CS: Some theories of personality maintain that it (personality) is a fluid construct. That may provide a clue to why many people love masks, in that the mask provides an avenue for change, if not transformation, and even if only for a light-hearted evening.

But I find many people to be uncomfortable with masks. I see it at shows, where there are always those who avert their eyes, and can be overheard saying (though with a self conscious chuckle) things like, ‘well, that’s kind of creepy!’. A good bit of that is attributable to our culture here in the US not having any historic mask culture. We’re too young and trace too big a component of our culture to the Reformation and Protestantism. The places where you will find masks are Halloween parties, where adults have appropriated the permission originally granted to children to dress up, New Year’s Eve parties, and Mardi Gras throughout the greater New Orleans area. Though the latter has such a strong tradition because the cultural roots are French Catholic and African, inheriting that Old World tradition.


C: Do you ever make any masks for yourself?

CS: I think the question is, do I ever wear any of the masks I make? No, although when asked by a gallery for a photo to supplement the standard artist’s statement, I wore a mask that has a veil covering the lower face.  All of the masks I make are, ultimately, for myself.

The Winter King


C: Do you have any upcoming projects or exhibitions?

CS: I participate in a couple of regular art shows each year, and pick up additional shows when they seem good venues for masks.
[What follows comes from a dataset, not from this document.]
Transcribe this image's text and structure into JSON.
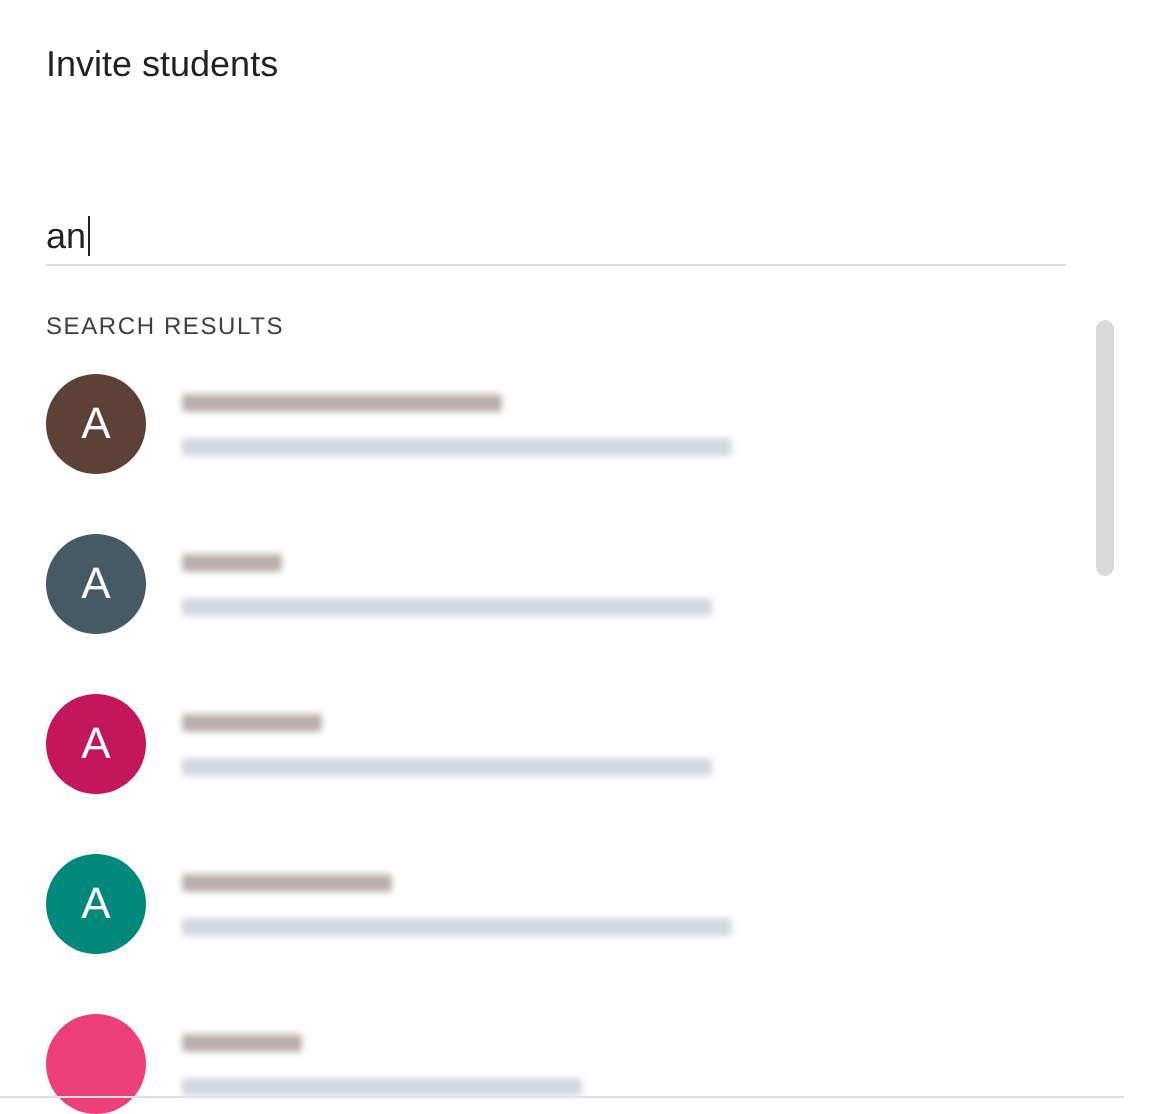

I’m showing at a Steampunk event next weekend. I have notebooks filled with ideas waiting to be fleshed out, and too little time to create. (I work 20 – 25 hours a week with my husband’s business.)

Some wonderful books about masks are the following:

 1. Mask and Performance in Greek Tragedy, by David Wiles, Cambridge University Press.

2. Venice Incognito, Masks in the Serene Republic, by James J. Johnson, University of California Press.

3. Mask, Transformation, and Paradox, by A. David Napier, University of California Press  (this is sitting on my nightstand).